DORi: Discovering Object Relationship for Moment Localization of a Natural-Language Query in Video
This work addresses the problem of precisely locating video segments based on natural language descriptions, which is important for video retrieval and understanding applications, representing an incremental improvement over existing methods.
The paper tackles temporal moment localization in videos using natural language queries by learning video feature embeddings through a language-conditioned message-passing algorithm that captures relationships between humans, objects, and activities. The method outperforms state-of-the-art approaches on three standard benchmark datasets and introduces YouCookII as a new benchmark.
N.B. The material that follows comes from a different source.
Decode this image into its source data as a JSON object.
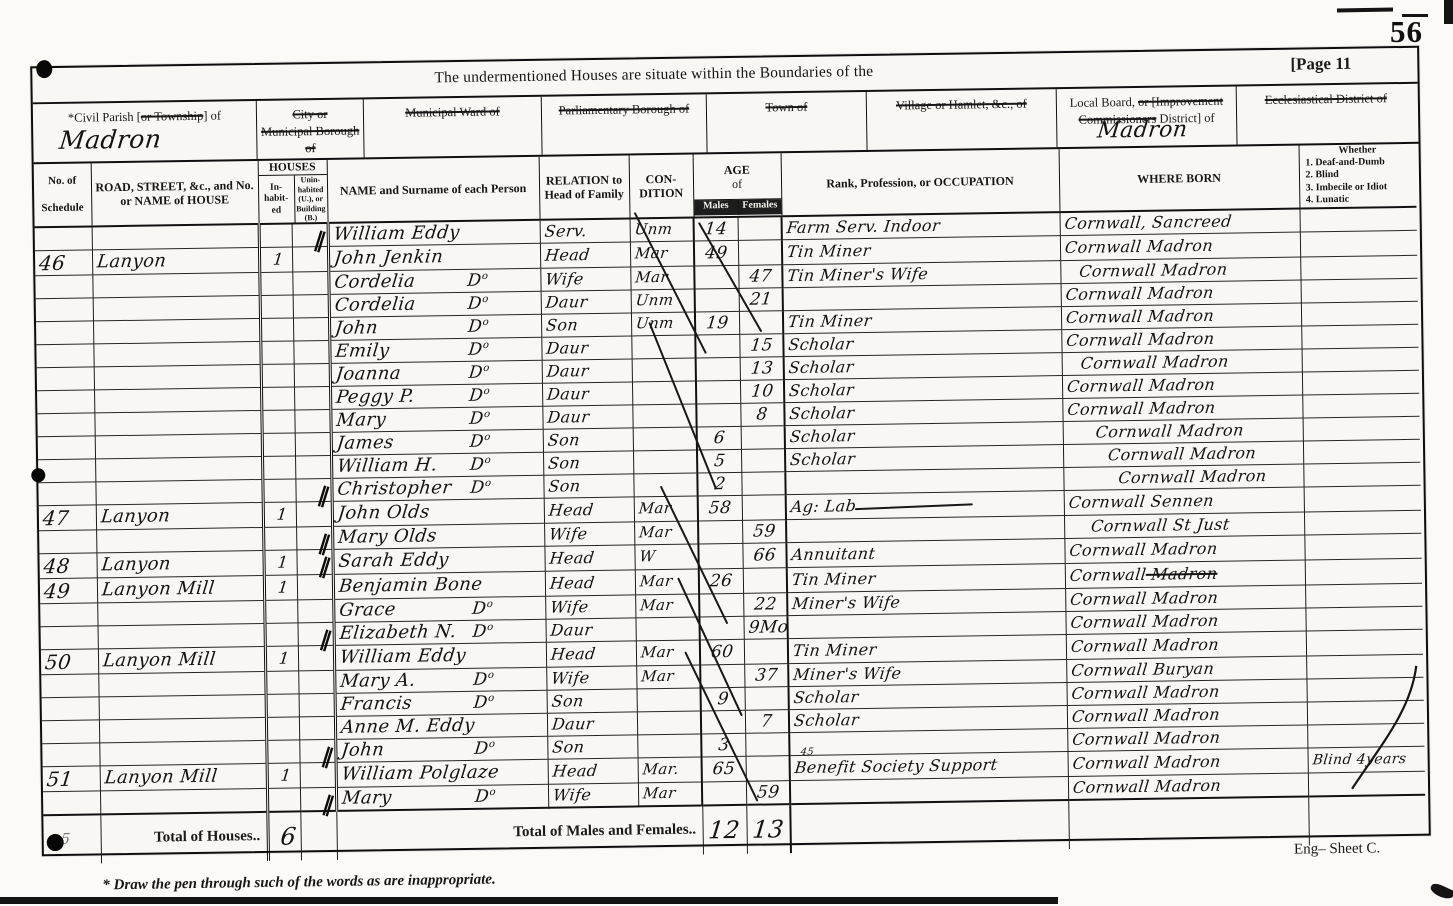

This paper studies the task of temporal moment localization in a long untrimmed video using natural language query. Given a query sentence, the goal is to determine the start and end of the relevant segment within the video. Our key innovation is to learn a video feature embedding through a language-conditioned message-passing algorithm suitable for temporal moment localization which captures the relationships between humans, objects and activities in the video. These relationships are obtained by a spatial sub-graph that contextualizes the scene representation using detected objects and human features conditioned in the language query. Moreover, a temporal sub-graph captures the activities within the video through time. Our method is evaluated on three standard benchmark datasets, and we also introduce YouCookII as a new benchmark for this task. Experiments show our method outperforms state-of-the-art methods on these datasets, confirming the effectiveness of our approach.